Tibet is fast becoming the largest entertainment park in the world; thousand times larger than Disneyland.
Today, the leadership in Beijing has found a sophisticated way to submerge (or drown) the Tibetan population under waves of Han Chinese.
The government in Beijing markets the Land of Snows as the ultimate ‘indigenous’ spot for the Chinese people to spend their holidays,
Tibet has two unique assets: first, its physical aspect. The beauty of the landscape, the imposing mountain ranges, the purity of the air and the rivers, the dry pure sky (especially when compared to the sky of China’s great metropolis); Tibet is the ideal place to have a break from the fast pace of the polluted mainland.
The second advantage is the rich historical past of the Roof of the World, the Land of the Lamas. In Tibet, you can find everything, proclaims Chinese propaganda: a beautiful Chinese princess falling for the powerful emperor and converting him to Buddhism; the monasteries and nunneries, seat of a wisdom lost in the mainland; the folkloric yak or snow-lion dances; the Shoton  (yoghurt) festival; the beautiful colourful handicrafts; the exotic food, you name it.
And you get entertained!
Take the ‘Grand Princess Wencheng Opera’; an opera on the life of the Chinese wife of the Tibetan Emperor Songtsen Gompo, who lived in the 7th century CE. The Opera is staged at the outskirt of Lhasa with some 600 actors on a nearly-100 meters long stage; but more funny (or tragic), in front of a newly-built replica of the Potala Palace, a few kilometers from the real one.
The Tibetan blogger and dissident Tsering Woeser, who lives in Beijing but frequently visits Tibet, posted images of the ‘new’ Potala on her blog. She explains: "In reality this is a project to rewrite history, to 'wipe out' the historical memory and culture of a people. This is a 'win win' project."
She says that more than $120 million had been invested in the project.

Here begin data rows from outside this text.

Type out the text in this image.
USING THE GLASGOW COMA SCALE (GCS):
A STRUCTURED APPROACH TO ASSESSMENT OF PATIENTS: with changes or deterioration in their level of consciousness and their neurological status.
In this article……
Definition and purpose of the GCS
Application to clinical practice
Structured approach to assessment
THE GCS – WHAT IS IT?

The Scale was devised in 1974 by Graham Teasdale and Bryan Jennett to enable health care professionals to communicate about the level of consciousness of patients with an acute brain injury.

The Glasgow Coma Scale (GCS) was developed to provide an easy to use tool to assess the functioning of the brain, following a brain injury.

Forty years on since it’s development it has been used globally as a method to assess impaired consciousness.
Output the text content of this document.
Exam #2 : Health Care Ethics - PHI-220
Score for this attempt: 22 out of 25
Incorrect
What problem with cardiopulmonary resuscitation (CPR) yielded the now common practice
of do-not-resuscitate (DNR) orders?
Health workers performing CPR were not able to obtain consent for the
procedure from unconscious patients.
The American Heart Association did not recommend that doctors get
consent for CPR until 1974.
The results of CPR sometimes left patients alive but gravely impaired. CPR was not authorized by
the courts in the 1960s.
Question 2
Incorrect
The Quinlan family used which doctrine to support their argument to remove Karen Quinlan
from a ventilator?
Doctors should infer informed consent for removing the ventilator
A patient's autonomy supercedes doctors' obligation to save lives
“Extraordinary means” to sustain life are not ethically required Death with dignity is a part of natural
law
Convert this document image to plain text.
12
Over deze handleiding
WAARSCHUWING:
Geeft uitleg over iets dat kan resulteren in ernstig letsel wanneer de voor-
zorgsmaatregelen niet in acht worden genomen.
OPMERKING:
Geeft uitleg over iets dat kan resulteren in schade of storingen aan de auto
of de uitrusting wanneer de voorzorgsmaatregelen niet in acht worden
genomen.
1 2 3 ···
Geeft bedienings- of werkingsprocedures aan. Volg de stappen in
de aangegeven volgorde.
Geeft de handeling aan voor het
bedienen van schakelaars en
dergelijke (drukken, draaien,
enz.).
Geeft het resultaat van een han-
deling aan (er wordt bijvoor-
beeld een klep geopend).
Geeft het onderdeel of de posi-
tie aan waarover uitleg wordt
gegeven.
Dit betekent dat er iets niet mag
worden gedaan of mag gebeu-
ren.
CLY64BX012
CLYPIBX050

To further entertain the Chinese visitors, the administration of the Tibetan Autonomous Region is organizing ‘festivals’ such as the Lhasa Shoton Festival, the Damxung Horse Racing Festival and hosts of others.
One of these festivals is dedicated to Tsangyang Gyatso, the 6th Dalai Lama, born in Tawang, Arunachal Pradesh.
The Chinese propaganda tells the tourists that he is born in Tibet. The announcement says: “tourists can enjoy beautiful Tibetan love songs performed by locals from the Tsona County in Lhoka Prefecture, hometown of Tsangyang Gyatso, the household name of the 6th Dalai Lama.”
The fact that Tsangyang Gyatso is born on the other side of the McMahon in Tawang district of Himachal Pradesh is cleverly overlooked. The Chinese authorities probably extend ‘Southern Tibet’ to the plains of Assam.
With a few stones so many birds are killed.